Pneumonia and influenza deaths, for example, have been used for many years by researchers to identify the existence of influenza outbreaks and, therefore, have face validity.

The evaluator uses the time lag as a relative indication of earliness of detection (relative to the second time series). He uses the strength of correlation as an indication of the degree to which the perturbations in the surveillance data are caused by outbreak versus non-outbreak effects.

The conclusions the evaluator can draw about timeliness of surveillance data for the outbreak in question using correlation analysis are limited. The correlation function finds the time lag at which the peaks of the signals in the time series data (which occur mid-outbreak, typically) are most highly correlated. The evaluator is interested in knowing the time latency between the initial upticks in the two time series, which correlation analysis cannot measure. Although the time difference between peaks and the time difference between initial upticks may be the same, it will only be so if the shape of the outbreak effect is identical in the two signals.

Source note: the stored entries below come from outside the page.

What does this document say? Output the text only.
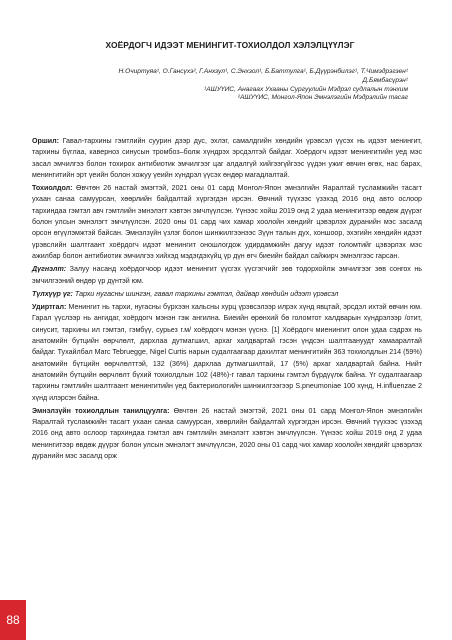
ХОЁРДОГЧ ИДЭЭТ МЕНИНГИТ-ТОХИОЛДОЛ ХЭЛЭЛЦҮҮЛЭГ
Н.Очиртуяа¹, О.Гансүхэ², Г.Анхзул¹, С.Энхзол¹, Б.Баттулга¹, Б.Дүүрэнбилэг¹, Т.Чимэдрэгзен¹
Д.Бямбасүрэн¹
¹АШУҮИС, Анагаах Ухааны Сургуулийн Мэдрэл судлалын тэнхим
²АШУҮИС, Монгол-Япон Эмнэлэгийн Мэдрэлийн тасаг

Оршил: Гавал-тархины гэмтлийн суурин дээр дус, эхлэг, самалдгийн хөндийн үрэвсэл үүсэх нь идээт менингит, тархины бүглаа, каверноз синусын тромбоз–болж хүндрэх эрсдэлтэй байдаг. Хоёрдогч идээт менингитийн уед мэс засал эмчилгээ болон тохирох антибиотик эмчилгээг цаг алдалгүй хийгээгүйгээс үүдэн ужиг өвчин өгөх, нас барах, менингитийн эрт үеийн болон хожуу үеийн хүндрэл үүсэх өндөр магадлалтай.

Тохиолдол: Өвчтөн 26 настай эмэгтэй, 2021 оны 01 сард Монгол-Япон эмнэлгийн Яаралтай тусламжийн тасагт ухаан санаа самуурсан, хөөрлийн байдалтай хүргэгдэн ирсэн. Өвчний түүхээс үзэхэд 2016 онд авто ослоор тархиндаа гэмтэл авч гэмтлийн эмнэлэгт хэвтэн эмчлүүлсэн. Үүнээс хойш 2019 онд 2 удаа менингитээр өвдөж дүүрэг болон улсын эмнэлэгт эмчлүүлсэн. 2020 оны 01 сард чих хамар хоолойн хөндийг цэвэрлэх дуранийн мэс засалд орсон өгүүлэмжтэй байсан. Эмнэлзүйн үзлэг болон шинжилгээнээс Зүүн талын дух, хоншоор, эхэгийн хөндийн идээт үрэвслийн шалтгаант хоёрдогч идээт менингит оношлогдож удирдамжийн дагуу идээт голомтийг цэвэрлэх мэс ажилбар болон антибиотик эмчилгээ хийхэд мэдэгдэхүйц үр дүн өгч биеийн байдал сайжирч эмнэлгээс гарсан.

Дүгнэлт: Залуу насанд хоёрдогчоор идээт менингит үүсгэх үүсгэгчийг зөв тодорхойлж эмчилгээг зөв сонгох нь эмчилгээний өндөр үр дүнтэй юм.

Түлхүүр үг: Тархи нугасны шингэн, гавал тархины гэмтэл, дайвар хөндийн идээт үрэвсэл

Удиртгал: Менингит нь тархи, нугасны бүрхээн хальсны хурц үрэвсэлээр илрэх хүнд явцтай, эрсдэл ихтэй өвчин юм. Гарал үүслээр нь ангидаг, хоёрдогч мэнэн гэж ангилна. Биеийн өрөнхий бө голомтот халдварын хүндрэлээр /отит, синусит, тархины ил гэмтэл, гэмбүү, сурьез г.м/ хоёрдогч мэнэн үүснэ. [1] Хоёрдогч миенингит олон удаа сэдрэх нь анатомийн бүтцийн өөрчлөлт, дархлаа дутмагшил, архаг халдвартай гэсэн үндсэн шалтгаануудт хамааралтай байдаг. Тухайлбал Marc Tebruegge, Nigel Curtis нарын судалгаагаар дахилтат менингитийн 363 тохиолдлын 214 (59%) анатомийн бүтцийн өөрчлөлттэй, 132 (36%) дархлаа дутмагшилтай, 17 (5%) архаг халдвартай байна. Нийт анатомийн бүтцийн өөрчлөлт бүхий тохиолдлын 102 (48%)-г гавал тархины гэмтэл бүрдүүлж байна. Үг судалгаагаар тархины гэмтлийн шалтгаант менингитийн үед бактериологийн шинжилгээгээр S.pneumoniae 100 хүнд, H.influenzae 2 хүнд илэрсэн байна.

Эмнэлзүйн тохиолдлын танилцуулга: Өвчтөн 26 настай эмэгтэй, 2021 оны 01 сард Монгол-Япон эмнэлгийн Яаралтай тусламжийн тасагт ухаан санаа самуурсан, хөөрлийн байдалтай хүргэгдэн ирсэн. Өвчний түүхээс үзэхэд 2016 онд авто ослоор тархиндаа гэмтэл авч гэмтлийн эмнэлэгт хэвтэн эмчлүүлсэн. Үүнээс хойш 2019 онд 2 удаа менингитээр өвдөж дүүрэг болон улсын эмнэлэгт эмчлүүлсэн, 2020 оны 01 сард чих хамар хоолойн хөндийг цэвэрлэх дуранийн мэс засалд орж

88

For this reason, most evaluators also use the detection algorithm method, described in the next section.

The idea of using the correlation function to evaluate biosurveillance data was first demonstrated in 1979 by Welliver et al. (1979). Other studies of biosurveillance data that have used the correlation function include (Hogan et al., 2003, Magruder and Florio, 2003, Espino et al., 2003, Campbell et al., 2004, Johnson et al., 2004).